This 1871 print from Frank Leslie's Illustrated Newspaper shows the cast of characters for a summer in Saratoga. The papas and mammas are in the upper corners, young men at the bottom left, the daughters in the center, and the waitstaff at the bottom right. The composition suggests, and Franklina confirms, that young women were the focal point of this social scene.
The inclusion of the waitstaff here also reveals how important service people were to this way of life. Waiters, porters, concierge, cooks, maids, laundresses, grounds keepers, and musical performers (to name a few) were essential in the running of luxury hotels like the Grand Union.
(Pictured: “At Saratoga” by W.L. Sheppard for Frank Leslie’s Illustrated Newspaper, 1871, Library of Congress)

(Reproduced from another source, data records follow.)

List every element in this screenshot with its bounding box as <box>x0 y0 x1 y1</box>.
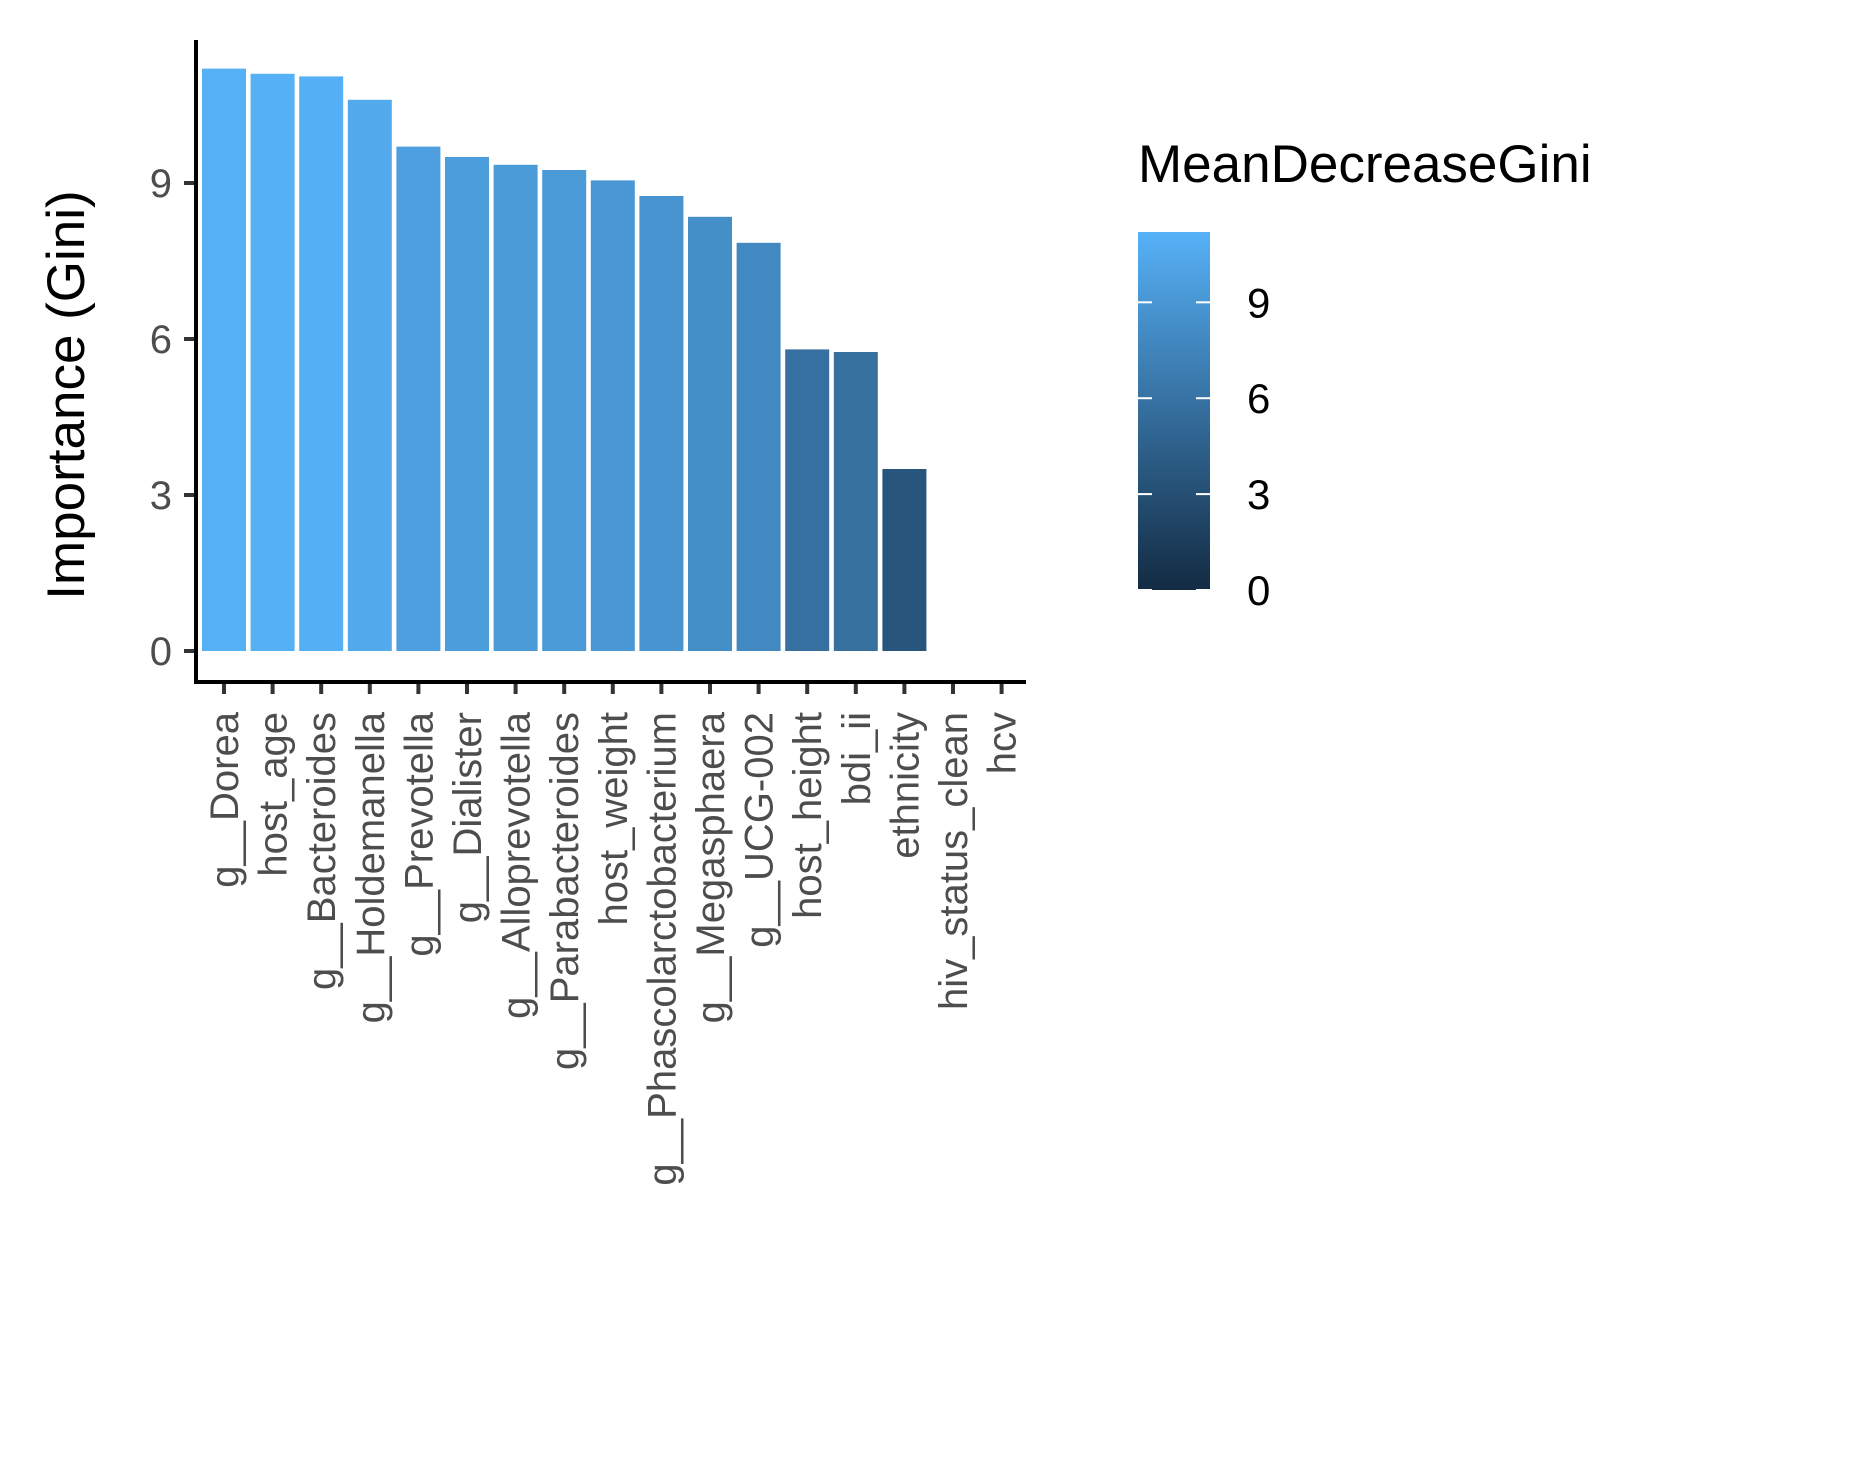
y-tick-label: 3 <box>150 474 172 518</box>
bar <box>202 68 246 652</box>
colorbar-ticks: 0 3 6 9 <box>1138 279 1270 614</box>
legend-title: MeanDecreaseGini <box>1138 135 1592 194</box>
bar <box>882 469 927 651</box>
x-tick-label: g__Phascolarctobacterium <box>640 712 684 1186</box>
bar <box>250 73 295 652</box>
x-tick-label: host_height <box>786 712 830 919</box>
colorbar <box>1138 232 1210 590</box>
bar <box>639 196 684 651</box>
x-tick-label: bdi_ii <box>835 712 879 805</box>
x-tick-label: g__UCG-002 <box>738 712 782 948</box>
x-tick-label: g__Parabacteroides <box>543 712 587 1070</box>
bar <box>688 216 732 652</box>
colorbar-tick-label: 0 <box>1247 567 1270 614</box>
x-tick-label: host_age <box>252 712 296 877</box>
bar <box>347 99 392 652</box>
y-tick-label: 9 <box>150 162 172 206</box>
x-tick-label: g__Bacteroides <box>300 712 344 990</box>
bar <box>396 146 441 651</box>
legend: MeanDecreaseGini 0 3 6 9 <box>1138 135 1592 614</box>
x-tick-label: hcv <box>981 712 1025 774</box>
bar <box>736 242 781 652</box>
x-tick-label: g__Dorea <box>203 711 247 887</box>
colorbar-tick-label: 3 <box>1247 471 1270 518</box>
bar <box>445 157 489 651</box>
x-tick-label: g__Prevotella <box>397 711 441 956</box>
x-tick-label: g__Alloprevotella <box>495 711 539 1019</box>
bar <box>785 349 830 651</box>
y-axis-title: Importance (Gini) <box>37 190 96 599</box>
bar <box>833 352 878 651</box>
bar <box>493 164 538 652</box>
x-tick-label: ethnicity <box>883 712 927 859</box>
bar <box>542 170 587 651</box>
x-tick-label: host_weight <box>592 712 636 925</box>
colorbar-tick-label: 9 <box>1247 279 1270 326</box>
bars-layer <box>202 68 927 652</box>
bar <box>299 76 344 651</box>
y-tick-label: 6 <box>150 318 172 362</box>
x-tick-label: g__Megasphaera <box>689 711 733 1023</box>
y-axis-ticks: 0 3 6 9 <box>150 162 196 674</box>
bar <box>590 180 635 651</box>
colorbar-tick-label: 6 <box>1247 375 1270 422</box>
y-tick-label: 0 <box>150 630 172 674</box>
x-tick-label: g__Holdemanella <box>349 711 393 1023</box>
x-axis-ticks: g__Dorea host_age g__Bacteroides g__Holdema… <box>203 682 1025 1186</box>
x-tick-label: hiv_status_clean <box>932 712 976 1010</box>
x-tick-label: g__Dialister <box>446 712 490 923</box>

"An Account of Our Waiter"
Having stayed a week at the Grand Union, Franklina found herself bored of the "monotony of life in Saratoga." One spark of amusement was her waiter whom she describes as almost comically dedicated to his job.
He pulls out your chair with a profound bow & hopes that your appetite is good. He takes your order with an air of reckless attention and regrets it is so small. If you move, he springs to your side & implores you to 'allow him to again visit the kitchen on your behalf.'"
For working class men, waiting tables at a respectable hotel or restaurant was a desirable job. Not only were working conditions much safer than a day labor job, but employment was also much more certain and the wages higher.